While mainstream package summer holidays from Britain continue to suffer from bookings below tour operators' worst expectations, the cruise business last year expanded by more than 25 per cent in passenger numbers to over 350,000. One reason is the entry of Airtours to the market, bringing low- price, high-volume expertise to a sector which had previously been the preserve of the wealthy.

Lancashire-based Airtours began cruises in the Mediterranean a year ago. Despite some initial hiccups such as the on-board beer running dry, its operation has been a success. Those Airtours passengers visiting the Canaries and Morocco over Easter have paid pounds 479 each, compared with pounds 21,500 for a world cruise on Royal Viking Sun. A much larger company, the US-based Carnival Cruise Line, has now taken a substantial holding in Airtours.

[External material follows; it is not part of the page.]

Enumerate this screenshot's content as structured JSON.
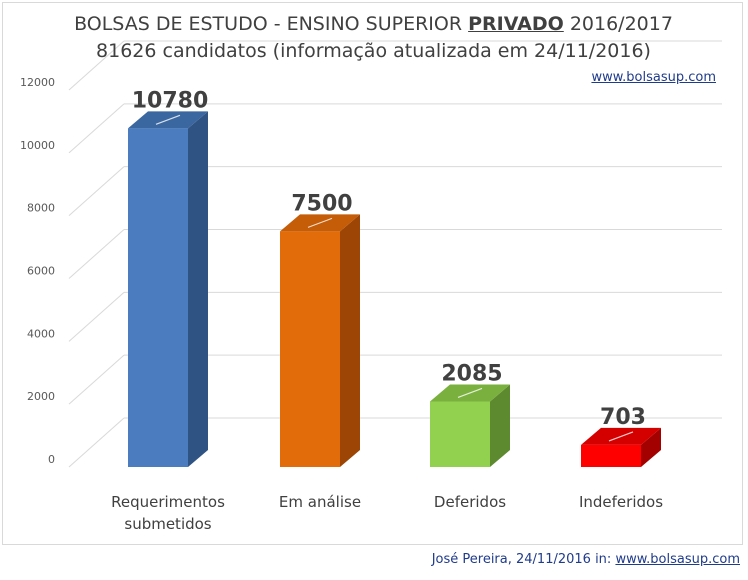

Britain's biggest tour operator, Thomson, is about to enter the cruise market with a programme mirroring Airtours' approach in Europe. The Disney Corporation has moved in too.

It is currently building two mega-liners in Italy, which will be based in Florida. British holidaymakers are to be offered "stay and cruise" holidays split between Walt Disney World and a Caribbean voyage.

The more established shipping lines say they welcome the new entrants, since awareness of cruising is stimulated. Both P&O Cruises and Fred Olsen Line report strong sales. It is against this background that Cunard last year lost pounds 16.4m.